Kirk snorted again. "Probably."

-/\-

"Bones." Kirk burst through the door, wild-eyed and crazy-haired. "Bones, she's too classified to exist, they're gonna put her in a guarded vault and she's never going to see sunshine again." He flopped into the nearest chair with a groan.

McCoy looked at his frazzled captain and got out the medicinal bourbon. "So it's that bad?" he asked.

"Spies, and state secrets, and future time travel incursions and high-level conspiracies-" Kirk took a sip of bourbon. "Some of that stuff I shouldn't even have heard."

"So somebody was saying they heard her say that first contact with the Vulcans was-" McCoy started.

Kirk held up a hand. "Don't even ask."

"Is it really that bad?" McCoy asked.

"She has information about the twenty-ninth century, Bones. Twenty-ninth."

McCoy grinned and leaned back into his chair. "So are we filling out adoption papers?"

Kirk groaned. "Can we really handle a teenager?"

"There's four-hundred of us, Jim, and we handle the eighteen-year-old newbies. I'm sure we'll be able to figure something out."

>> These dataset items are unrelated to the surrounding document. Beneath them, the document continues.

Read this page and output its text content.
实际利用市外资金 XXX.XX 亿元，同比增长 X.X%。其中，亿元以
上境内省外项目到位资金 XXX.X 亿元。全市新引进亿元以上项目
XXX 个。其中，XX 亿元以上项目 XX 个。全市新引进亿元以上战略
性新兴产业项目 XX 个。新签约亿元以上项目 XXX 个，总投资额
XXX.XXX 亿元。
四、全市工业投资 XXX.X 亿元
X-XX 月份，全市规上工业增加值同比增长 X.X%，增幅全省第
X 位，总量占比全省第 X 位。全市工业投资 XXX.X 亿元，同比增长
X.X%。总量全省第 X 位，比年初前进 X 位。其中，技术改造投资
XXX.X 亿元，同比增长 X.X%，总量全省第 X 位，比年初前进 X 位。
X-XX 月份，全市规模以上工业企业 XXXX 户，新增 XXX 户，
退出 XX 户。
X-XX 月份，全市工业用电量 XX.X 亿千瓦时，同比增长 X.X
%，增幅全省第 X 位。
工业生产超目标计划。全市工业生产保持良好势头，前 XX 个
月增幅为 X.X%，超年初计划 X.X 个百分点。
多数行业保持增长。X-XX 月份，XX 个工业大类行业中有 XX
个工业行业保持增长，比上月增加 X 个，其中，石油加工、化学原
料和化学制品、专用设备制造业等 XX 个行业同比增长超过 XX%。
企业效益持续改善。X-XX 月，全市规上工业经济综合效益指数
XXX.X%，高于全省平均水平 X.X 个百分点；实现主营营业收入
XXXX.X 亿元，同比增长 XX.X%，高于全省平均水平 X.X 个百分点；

Kirk sighed. "Spock's not gonna like this."

-/\-

He was wrong.

Spock was thrilled. In a completely logical way, of course. "To teach the next generation is the greatest honor a Vulcan can have," he said severely. "And of course it is only logical that as the Chief Science Officer I am in charge of her education-"

"Except for health and biology," McCoy interjected. "Those are mine."

Spock rolled his eyes but did not disagree.

Kirk grinned. This was going to be great.